We always work with the last two years of data, considering the last available date the portfolio computation date.

weights_dict = {}

for k in portfolio_sizes:
    weights_df = get_portfolio_weights_at_different_dates(
        asset_returns=asset_returns,
        portfolio_size=k,
        rebalance_dates=rebalance_dates,
        lookback=pd.offsets.BusinessDay(252 * 2)
    )
    weights_dict[k] = weights_df

Below we plot the rolling tracking error to evaluate this metric using a sliding-window approach. This allows us to asses the evolution of the tracking portfolio quality over time.

def get_tracking_error(asset_returns, index_returns, portfolio_weights_matrix):
    tracking_portfolio = (asset_returns * portfolio_weights_matrix).sum(axis=1)
    _index = index_returns.loc[tracking_portfolio.index].squeeze()

    spread = tracking_portfolio - _index.loc[tracking_portfolio.index]
    rolling_tracking_error = spread.rolling(252).std()
    rolling_tracking_error *= np.sqrt(252) * 100
    return rolling_tracking_error

fig, ax = plt.subplots(1, 1, figsize=(17, 8))

for k, weights in weights_dict.items():
    rolling_tracking_error = get_tracking_error(
        asset_returns=asset_returns.loc["2010":"2024"],
        index_returns=index_returns.loc["2010":"2024"],
        portfolio_weights_matrix=weights.loc["2010":"2024"]
    )
    rolling_tracking_error.plot(
        ls="--", marker=".", mfc="w", lw=1, ax=ax, label=f"Portfolio size: {k}"
    )

ax.grid(True, alpha=.3)
ax.legend(fontsize=16, ncol=2)
ax.set_title("Yearly rolling tracking error", fontsize=23);
ax.yaxis.set_major_formatter(mtick.PercentFormatter())
ax.set_ylabel("Yearly rolling TE", fontsize=20)
ax.set_xlabel("Date", fontsize=20)
ax.tick_params(axis='both', which='major', length=0, labelsize=20)

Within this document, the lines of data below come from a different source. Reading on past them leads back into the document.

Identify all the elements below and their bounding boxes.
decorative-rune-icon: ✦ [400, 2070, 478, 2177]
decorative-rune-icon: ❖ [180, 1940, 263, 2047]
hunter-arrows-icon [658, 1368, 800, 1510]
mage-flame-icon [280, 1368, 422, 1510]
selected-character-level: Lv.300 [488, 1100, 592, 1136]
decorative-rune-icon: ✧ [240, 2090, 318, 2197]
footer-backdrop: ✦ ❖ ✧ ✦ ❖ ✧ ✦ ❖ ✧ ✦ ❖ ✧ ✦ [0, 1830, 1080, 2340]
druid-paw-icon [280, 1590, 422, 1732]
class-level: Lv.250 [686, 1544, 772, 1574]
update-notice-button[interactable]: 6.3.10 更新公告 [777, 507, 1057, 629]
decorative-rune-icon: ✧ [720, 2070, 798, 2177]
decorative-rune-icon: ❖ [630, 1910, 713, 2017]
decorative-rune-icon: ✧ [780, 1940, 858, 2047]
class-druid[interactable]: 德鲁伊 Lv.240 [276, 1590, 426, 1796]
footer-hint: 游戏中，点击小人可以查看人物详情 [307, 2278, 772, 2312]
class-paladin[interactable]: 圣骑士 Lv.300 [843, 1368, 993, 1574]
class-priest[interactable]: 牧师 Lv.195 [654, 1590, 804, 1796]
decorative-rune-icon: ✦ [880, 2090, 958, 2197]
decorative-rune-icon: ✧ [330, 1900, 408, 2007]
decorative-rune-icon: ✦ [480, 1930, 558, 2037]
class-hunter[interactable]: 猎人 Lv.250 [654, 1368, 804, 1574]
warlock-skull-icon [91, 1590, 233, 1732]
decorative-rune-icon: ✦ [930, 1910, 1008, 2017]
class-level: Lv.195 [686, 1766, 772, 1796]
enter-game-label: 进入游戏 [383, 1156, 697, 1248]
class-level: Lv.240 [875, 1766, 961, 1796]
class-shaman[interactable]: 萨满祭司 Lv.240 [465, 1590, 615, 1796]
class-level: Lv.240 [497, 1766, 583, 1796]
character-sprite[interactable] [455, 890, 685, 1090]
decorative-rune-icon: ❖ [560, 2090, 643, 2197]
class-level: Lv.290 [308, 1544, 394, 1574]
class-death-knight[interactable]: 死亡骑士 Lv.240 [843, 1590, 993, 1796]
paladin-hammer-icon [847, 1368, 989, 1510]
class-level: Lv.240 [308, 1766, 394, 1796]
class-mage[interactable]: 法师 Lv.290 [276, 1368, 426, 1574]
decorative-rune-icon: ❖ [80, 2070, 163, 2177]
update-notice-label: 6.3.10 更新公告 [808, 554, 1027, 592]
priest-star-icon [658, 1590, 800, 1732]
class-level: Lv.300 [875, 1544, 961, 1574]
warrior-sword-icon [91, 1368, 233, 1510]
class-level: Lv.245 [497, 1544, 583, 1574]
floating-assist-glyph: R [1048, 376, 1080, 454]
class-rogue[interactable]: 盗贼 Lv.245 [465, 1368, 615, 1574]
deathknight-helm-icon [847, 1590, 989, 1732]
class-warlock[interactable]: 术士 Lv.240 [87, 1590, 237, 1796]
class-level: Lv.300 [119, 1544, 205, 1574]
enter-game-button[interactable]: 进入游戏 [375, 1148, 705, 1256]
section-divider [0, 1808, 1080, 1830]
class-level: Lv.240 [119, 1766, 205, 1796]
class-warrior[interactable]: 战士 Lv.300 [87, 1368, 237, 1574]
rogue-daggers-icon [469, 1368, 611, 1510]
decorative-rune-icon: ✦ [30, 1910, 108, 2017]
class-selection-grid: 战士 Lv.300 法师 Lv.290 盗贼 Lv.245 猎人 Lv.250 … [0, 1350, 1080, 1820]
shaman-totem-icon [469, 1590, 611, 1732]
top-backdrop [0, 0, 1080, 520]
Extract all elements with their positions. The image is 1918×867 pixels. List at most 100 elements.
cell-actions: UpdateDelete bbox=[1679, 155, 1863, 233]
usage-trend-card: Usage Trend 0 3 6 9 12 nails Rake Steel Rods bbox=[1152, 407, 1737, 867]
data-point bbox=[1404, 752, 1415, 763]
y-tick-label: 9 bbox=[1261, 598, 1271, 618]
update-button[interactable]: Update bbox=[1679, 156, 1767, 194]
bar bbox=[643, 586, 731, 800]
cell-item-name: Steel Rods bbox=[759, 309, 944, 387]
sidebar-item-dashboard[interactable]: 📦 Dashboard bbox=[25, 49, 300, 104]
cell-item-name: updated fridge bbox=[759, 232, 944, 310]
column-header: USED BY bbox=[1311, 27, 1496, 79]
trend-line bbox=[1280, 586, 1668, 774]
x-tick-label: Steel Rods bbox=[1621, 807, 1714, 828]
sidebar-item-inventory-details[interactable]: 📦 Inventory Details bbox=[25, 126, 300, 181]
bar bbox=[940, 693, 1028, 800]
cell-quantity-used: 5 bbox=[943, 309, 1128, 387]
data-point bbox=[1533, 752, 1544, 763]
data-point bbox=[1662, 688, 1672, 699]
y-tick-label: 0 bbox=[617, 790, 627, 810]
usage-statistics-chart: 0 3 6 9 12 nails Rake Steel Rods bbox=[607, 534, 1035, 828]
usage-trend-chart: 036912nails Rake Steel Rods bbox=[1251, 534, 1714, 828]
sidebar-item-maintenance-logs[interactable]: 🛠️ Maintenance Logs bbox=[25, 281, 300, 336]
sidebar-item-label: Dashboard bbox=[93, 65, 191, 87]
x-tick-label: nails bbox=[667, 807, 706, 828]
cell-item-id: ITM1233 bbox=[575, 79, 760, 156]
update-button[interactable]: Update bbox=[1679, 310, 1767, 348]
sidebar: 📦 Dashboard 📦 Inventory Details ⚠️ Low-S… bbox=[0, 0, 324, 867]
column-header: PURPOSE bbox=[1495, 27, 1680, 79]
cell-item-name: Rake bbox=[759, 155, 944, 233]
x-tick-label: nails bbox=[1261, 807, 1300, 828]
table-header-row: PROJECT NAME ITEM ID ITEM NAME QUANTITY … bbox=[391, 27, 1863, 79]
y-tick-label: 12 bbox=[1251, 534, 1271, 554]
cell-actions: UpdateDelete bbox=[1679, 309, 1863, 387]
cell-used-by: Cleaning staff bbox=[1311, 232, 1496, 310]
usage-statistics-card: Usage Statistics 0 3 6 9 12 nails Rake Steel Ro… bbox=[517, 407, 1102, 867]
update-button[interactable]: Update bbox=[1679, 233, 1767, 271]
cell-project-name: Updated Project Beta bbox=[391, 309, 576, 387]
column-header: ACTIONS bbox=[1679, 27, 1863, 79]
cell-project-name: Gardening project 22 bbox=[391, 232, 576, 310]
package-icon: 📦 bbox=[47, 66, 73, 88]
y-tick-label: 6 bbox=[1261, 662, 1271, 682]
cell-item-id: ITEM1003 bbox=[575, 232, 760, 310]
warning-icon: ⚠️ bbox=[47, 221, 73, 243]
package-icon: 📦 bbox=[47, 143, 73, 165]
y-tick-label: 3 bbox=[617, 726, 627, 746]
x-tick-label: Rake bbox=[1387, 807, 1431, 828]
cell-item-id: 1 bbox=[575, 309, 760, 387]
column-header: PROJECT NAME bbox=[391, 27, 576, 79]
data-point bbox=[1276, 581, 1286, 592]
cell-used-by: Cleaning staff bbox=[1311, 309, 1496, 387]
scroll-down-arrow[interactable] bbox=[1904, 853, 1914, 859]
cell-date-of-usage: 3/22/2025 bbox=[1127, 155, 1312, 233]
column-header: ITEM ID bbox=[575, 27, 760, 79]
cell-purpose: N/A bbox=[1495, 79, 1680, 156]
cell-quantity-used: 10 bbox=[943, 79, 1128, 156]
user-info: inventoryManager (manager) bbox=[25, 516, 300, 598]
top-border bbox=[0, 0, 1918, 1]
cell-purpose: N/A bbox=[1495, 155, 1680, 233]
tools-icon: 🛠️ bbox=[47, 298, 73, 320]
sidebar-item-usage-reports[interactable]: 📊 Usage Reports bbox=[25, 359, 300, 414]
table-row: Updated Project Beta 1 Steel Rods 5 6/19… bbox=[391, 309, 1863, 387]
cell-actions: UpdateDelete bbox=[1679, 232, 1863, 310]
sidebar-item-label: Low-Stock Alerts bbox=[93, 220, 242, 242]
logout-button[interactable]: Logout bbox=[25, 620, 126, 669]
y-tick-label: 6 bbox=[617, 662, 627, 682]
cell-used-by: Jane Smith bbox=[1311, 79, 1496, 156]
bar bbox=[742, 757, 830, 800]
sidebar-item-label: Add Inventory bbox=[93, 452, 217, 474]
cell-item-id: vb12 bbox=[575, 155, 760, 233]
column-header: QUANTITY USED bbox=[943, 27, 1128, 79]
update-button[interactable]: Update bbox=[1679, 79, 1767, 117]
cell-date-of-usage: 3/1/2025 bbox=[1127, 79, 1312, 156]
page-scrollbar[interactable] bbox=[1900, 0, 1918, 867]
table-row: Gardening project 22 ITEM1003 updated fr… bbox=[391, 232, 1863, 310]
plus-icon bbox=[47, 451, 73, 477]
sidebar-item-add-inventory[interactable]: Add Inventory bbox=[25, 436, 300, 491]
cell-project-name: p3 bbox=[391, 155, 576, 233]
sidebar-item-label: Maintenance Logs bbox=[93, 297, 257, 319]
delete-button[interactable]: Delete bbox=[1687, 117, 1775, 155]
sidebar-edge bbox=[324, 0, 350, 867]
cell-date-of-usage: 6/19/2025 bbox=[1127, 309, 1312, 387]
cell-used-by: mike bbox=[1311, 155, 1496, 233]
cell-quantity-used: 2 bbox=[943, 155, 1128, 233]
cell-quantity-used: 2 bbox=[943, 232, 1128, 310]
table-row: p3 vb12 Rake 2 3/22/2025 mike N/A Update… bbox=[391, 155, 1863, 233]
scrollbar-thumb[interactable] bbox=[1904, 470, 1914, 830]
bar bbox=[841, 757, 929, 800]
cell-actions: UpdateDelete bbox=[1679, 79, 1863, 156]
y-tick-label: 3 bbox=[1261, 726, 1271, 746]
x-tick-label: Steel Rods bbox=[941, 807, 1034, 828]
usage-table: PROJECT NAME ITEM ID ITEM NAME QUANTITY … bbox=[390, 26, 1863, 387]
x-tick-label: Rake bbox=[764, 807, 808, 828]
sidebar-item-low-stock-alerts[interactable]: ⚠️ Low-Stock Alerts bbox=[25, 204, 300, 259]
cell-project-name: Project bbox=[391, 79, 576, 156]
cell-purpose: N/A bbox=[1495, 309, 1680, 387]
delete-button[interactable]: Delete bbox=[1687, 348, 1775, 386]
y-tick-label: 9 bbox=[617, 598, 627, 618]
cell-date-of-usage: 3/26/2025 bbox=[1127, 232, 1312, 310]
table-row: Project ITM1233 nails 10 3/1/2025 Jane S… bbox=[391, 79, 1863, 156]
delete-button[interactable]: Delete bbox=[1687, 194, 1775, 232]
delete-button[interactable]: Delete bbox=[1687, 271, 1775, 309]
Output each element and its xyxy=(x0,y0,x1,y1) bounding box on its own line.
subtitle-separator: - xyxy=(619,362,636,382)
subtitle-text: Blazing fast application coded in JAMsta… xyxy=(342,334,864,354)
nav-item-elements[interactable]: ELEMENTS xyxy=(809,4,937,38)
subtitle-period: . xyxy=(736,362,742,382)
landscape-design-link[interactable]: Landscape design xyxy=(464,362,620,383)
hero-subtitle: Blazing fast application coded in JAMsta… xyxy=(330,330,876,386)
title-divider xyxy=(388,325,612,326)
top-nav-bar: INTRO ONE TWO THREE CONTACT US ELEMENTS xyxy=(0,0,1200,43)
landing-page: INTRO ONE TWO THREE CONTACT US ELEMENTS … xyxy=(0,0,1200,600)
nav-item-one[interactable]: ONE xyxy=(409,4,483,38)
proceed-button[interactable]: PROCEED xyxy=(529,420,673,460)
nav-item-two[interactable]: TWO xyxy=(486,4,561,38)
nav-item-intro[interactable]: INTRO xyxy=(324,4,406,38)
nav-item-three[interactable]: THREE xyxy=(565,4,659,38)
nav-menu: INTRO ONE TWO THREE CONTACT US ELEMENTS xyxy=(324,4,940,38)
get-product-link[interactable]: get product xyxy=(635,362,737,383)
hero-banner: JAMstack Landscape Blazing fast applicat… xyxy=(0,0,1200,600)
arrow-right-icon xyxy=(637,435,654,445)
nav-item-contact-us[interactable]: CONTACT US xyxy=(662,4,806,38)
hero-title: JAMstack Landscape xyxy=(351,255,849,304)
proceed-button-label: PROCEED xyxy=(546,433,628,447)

As expected, we clearly see the tracking error decreases with the size of the portfolio: the greater the number of elements the smaller the TE is. We notice significantly higher tracking errors at 2014, 2020 and 2023. The ones at 2020 and 2023 are caused by an increase in the volatility of the index, as shows below. The 2014 is probably due to the quality of the tracking not being very good, either because the PCA does not capture the dynamics or because of the covariance matrix used (in sample over the returns of the last 2 years) is significantly different from the matrix on the test period.

fig, ax = plt.subplots(1, 1, figsize=(17, 8))

(100 * np.sqrt(252) * index_returns.rolling(252).std()).loc["2010":"2024"].plot(ax=ax)

ax.grid(True, alpha=.3)
ax.legend(fontsize=16, ncol=2)
ax.set_title("Yearly SP500 volatility", fontsize=23);
ax.yaxis.set_major_formatter(mtick.PercentFormatter())
ax.set_ylabel("Yearly volatility", fontsize=20)
ax.set_xlabel("Date", fontsize=20)
ax.tick_params(axis='both', which='major', length=0, labelsize=20)

4. Why is it “Naive”?

The approach we have used is far from desirable. Some reasons why:

PCA does not directly address the minimization of the tracking error.
PCA focuses on explaining the variance of the data, which may not be the best way to capture market movements.
Constraints: we have somewhat included the cardinality constraing on our portfolio construction but it was a far from elegant solution. What if we want to add more constraints? For intance: what if we want a portfolio computed at time \(t+1\) to be derived from the portfolio at time \(t\), limiting for example the number of assets that are allowed to change from \(t\) to \(t+1\)? PCA is not suited for these constraints.

5. Conclusions

In this post we have briefly review the definition of Index Tracking and we have applied Principal Component Analysis to construct tracking portfolios. We have tested the methodology using the SP500 dataset, for which we have computed portfolios from different sizes.

Results show that we can achieve a 5% tracking error using portfolio sizes of 60 or more.

Finally, we have stated that PCA is probably the most naive way to approach the Index Tracking problem, since it has many caviats.

References

Benidis, K., Feng, Y., & Palomar, D. P. (2018). Optimization methods for financial index tracking: From theory to practice. Foundations and Trends® in Optimization, 3(3), 171-279.